São Paulo, quarta-feira, 17 de abril de 1996
Texto Anterior | Próximo Texto | Índice

A versão dos salários do BC

LUÍS NASSIF

A irracionalidade e o primarismo continuam tomando conta do debate público. Em qualquer tema, vale a primeira impressão e a primeira manchete, o maniqueísmo despido de qualquer análise mais isenta.
Depois que a versão torna-se verdade, não há santo que permita retificações. É o caso desse aumento do funcionalismo do Banco Central. Alguém convencionou que o aumento seria de 77% e a versão virou fato.
O que era um plano de carreira legítimo e racional, aprovado pelo Conselho Monetário Nacional e -obviamente- pelo presidente da República, vira pó por conta de manchetes.
Como não existe comunicação social neste governo -na presidência da República, no Ministério do Fazenda e no Banco Central-, em vez de esclarecimentos indispensáveis, entra-se num processo de transferência de responsabilidades.
Como se fosse possível o CMN ter autorizado o plano sem analisá-lo, ou tê-lo aprovado sem conhecimento prévio do presidente da República.
Evasão
Dentro de um mercado globalizado, com mudanças constantes de regras, com o país preparando-se para receber volumes recordes de investimentos externos, com o sistema financeiro fragilizado, o papel da burocracia do BC é mais relevante do que nunca.
No entanto, o órgão que já reuniu a elite da tecnocracia pública, não consegue mais atrair os melhores quadros para seus concursos.
O salário inicial no banco é de R$ 1.092,00 por seis horas -englobando gratificações- e R$ 1.354,00 por oito horas.
No Tribunal de Contas da União é de R$ 3.740,00; de R$ 4.000,00 na Receita e na Comissão de Valores Mobiliários e de R$ 5.000,00 na Procuradoria da Fazenda.
Cada funcionário obtém promoção a cada dois ou três anos, dependendo do mérito, chegando ao topo da carreira em 28 a 43 anos. São 15 referências, cada degrau permitindo aumentos de 8%.
As consequências estão estampadas nos últimos concursos.

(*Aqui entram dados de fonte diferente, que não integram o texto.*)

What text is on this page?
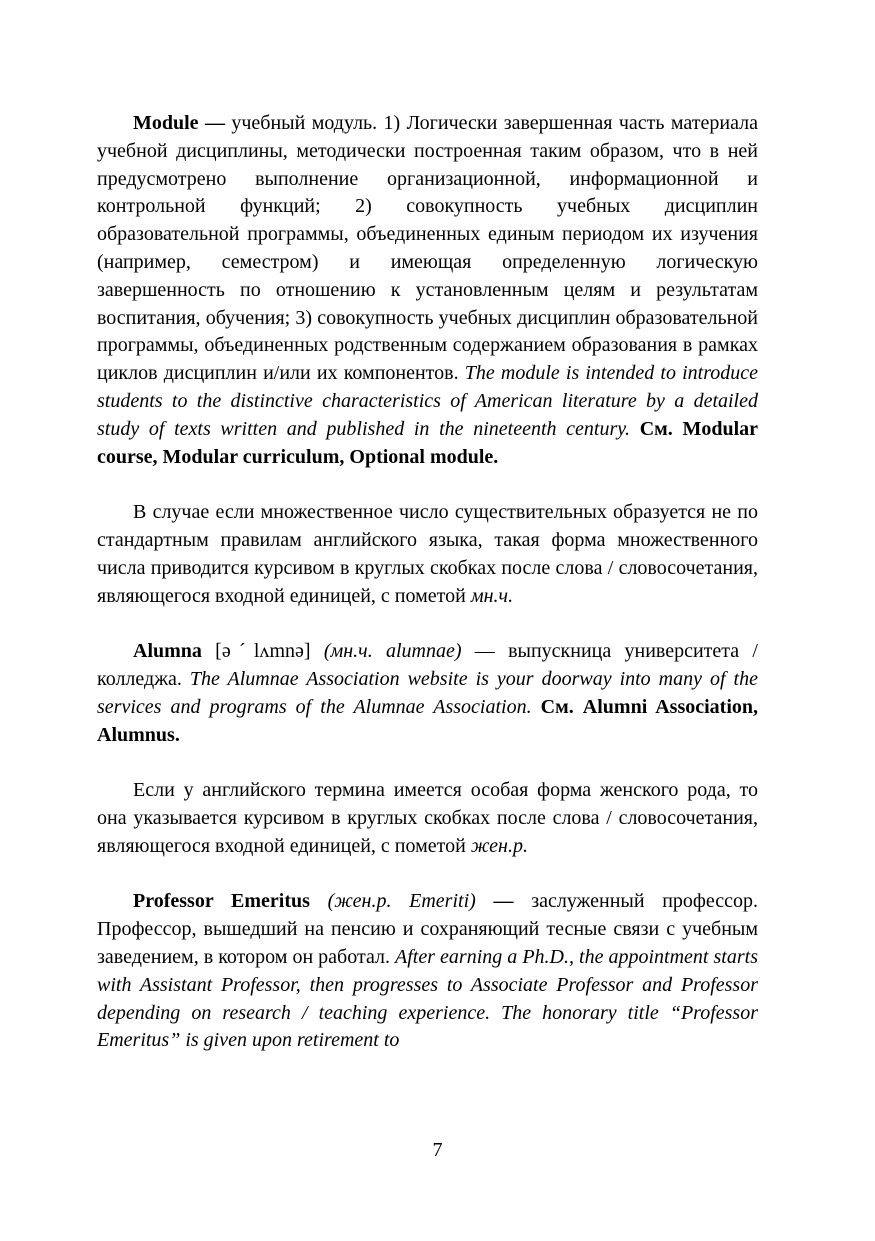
Module — учебный модуль. 1) Логически завершенная часть материала учебной дисциплины, методически построенная таким образом, что в ней предусмотрено выполнение организационной, информационной и контрольной функций; 2) совокупность учебных дисциплин образовательной программы, объединенных единым периодом их изучения (например, семестром) и имеющая определенную логическую завершенность по отношению к установленным целям и результатам воспитания, обучения; 3) совокупность учебных дисциплин образовательной программы, объединенных родственным содержанием образования в рамках циклов дисциплин и/или их компонентов. The module is intended to introduce students to the distinctive characteristics of American literature by a detailed study of texts written and published in the nineteenth century. См. Modular course, Modular curriculum, Optional module.

В случае если множественное число существительных образуется не по стандартным правилам английского языка, такая форма множественного числа приводится курсивом в круглых скобках после слова / словосочетания, являющегося входной единицей, с пометой мн.ч.

Alumna [əˊlʌmnə] (мн.ч. alumnae) — выпускница университета / колледжа. The Alumnae Association website is your doorway into many of the services and programs of the Alumnae Association. См. Alumni Association, Alumnus.

Если у английского термина имеется особая форма женского рода, то она указывается курсивом в круглых скобках после слова / словосочетания, являющегося входной единицей, с пометой жен.р.

Professor Emeritus (жен.р. Emeriti) — заслуженный профессор. Профессор, вышедший на пенсию и сохраняющий тесные связи с учебным заведением, в котором он работал. After earning a Ph.D., the appointment starts with Assistant Professor, then progresses to Associate Professor and Professor depending on research / teaching experience. The honorary title “Professor Emeritus” is given upon retirement to

7
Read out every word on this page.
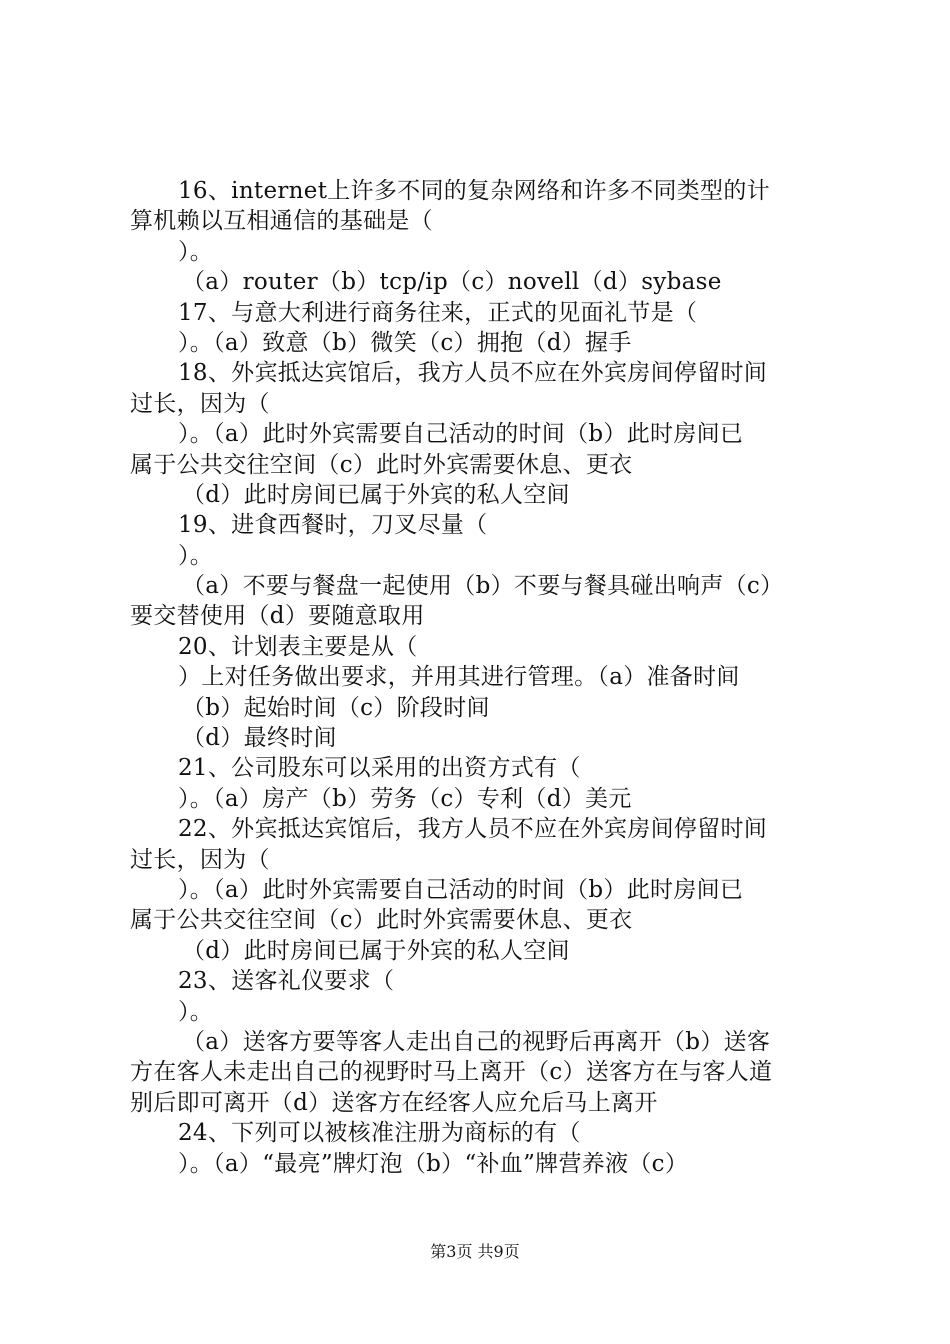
16、internet上许多不同的复杂网络和许多不同类型的计
算机赖以互相通信的基础是（
）。
（a）router（b）tcp/ip（c）novell（d）sybase
17、与意大利进行商务往来，正式的见面礼节是（
）。（a）致意（b）微笑（c）拥抱（d）握手
18、外宾抵达宾馆后，我方人员不应在外宾房间停留时间
过长，因为（
）。（a）此时外宾需要自己活动的时间（b）此时房间已
属于公共交往空间（c）此时外宾需要休息、更衣
（d）此时房间已属于外宾的私人空间
19、进食西餐时，刀叉尽量（
）。
（a）不要与餐盘一起使用（b）不要与餐具碰出响声（c）
要交替使用（d）要随意取用
20、计划表主要是从（
）上对任务做出要求，并用其进行管理。（a）准备时间
（b）起始时间（c）阶段时间
（d）最终时间
21、公司股东可以采用的出资方式有（
）。（a）房产（b）劳务（c）专利（d）美元
22、外宾抵达宾馆后，我方人员不应在外宾房间停留时间
过长，因为（
）。（a）此时外宾需要自己活动的时间（b）此时房间已
属于公共交往空间（c）此时外宾需要休息、更衣
（d）此时房间已属于外宾的私人空间
23、送客礼仪要求（
）。
（a）送客方要等客人走出自己的视野后再离开（b）送客
方在客人未走出自己的视野时马上离开（c）送客方在与客人道
别后即可离开（d）送客方在经客人应允后马上离开
24、下列可以被核准注册为商标的有（
）。（a）“最亮”牌灯泡（b）“补血”牌营养液（c）
第3页 共9页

Dos 1.737 aprovados, 633 desistiram sem ao menos tomar posse e 99 pediram demissão.
Dos remanescentes, 128 quadros técnicos já pediram demissão e dos 71 procuradores aprovados, 23 já foram embora.
Em agosto do ano passado, quando ficou claro o fracasso do último concurso, o banco estudou maneiras de recuperar o prestígio, para garantir o nível futuro de seus quadros.
Proposta responsável
A proposta -técnica e responsável, saliente-se- consistia em alterar o gradiente da carreira (isto é, a curva de salários), permitindo aumentos maiores para os funcionários em início de carreira e aumentos menores para os salários mais altos.
A proposta tinha duas pernas.
A primeira consistia em mexer nas regras de gratificação. Desde o período em que os funcionários do BC vieram do Banco do Brasil, incorporaram gratificação de 25% em seu salário básico.
Propunha-se fixar o piso de gratificação no equivalente ao quarto nível da carreira. Com esse procedimento, todos os níveis inferiores receberiam aumentos. A partir da quarta referência, não haveria aumentos.
O segundo ponto foi uma proposta de aumento escalonado no salário base, indo de 48% (para as primeiras faixas) a 0% (para a última).
A maneira seria manter o salário máximo (do presidente do BC) e recuar cada referência em 6,5% na primeira etapa (abril) e 5% na segunda (a partir de outubro) -em lugar dos 8% atuais.
Na primeira etapa -iniciando em abril- o impacto seria de 12% sobre a folha atual (de R$ 32 milhões mensais). Na segunda -a partir de outubro- de mais 10%.
Com esses procedimentos, o aumento de 77% seria apenas para o salário inicial do banco, para quem trabalha seis horas.
Bastaria trabalhar oito horas (o que depende da chefia, não do funcionário) para o aumento já começar a cair para 57%.
Isso para uma estrutura onde qualquer erro significa bilhões de dólares em prejuízos para o país.
Saiu a manchete, o plano pifou. A comunicação social da Presidência tratou de espalhar que o presidente não sabia de nada.
E tenta-se agora crucificar um diretor, por ter cometido o desplante de anunciar em coletiva a aprovação de um voto público do CMN. Ou julgava-se que o aumento seria concedido em "off"?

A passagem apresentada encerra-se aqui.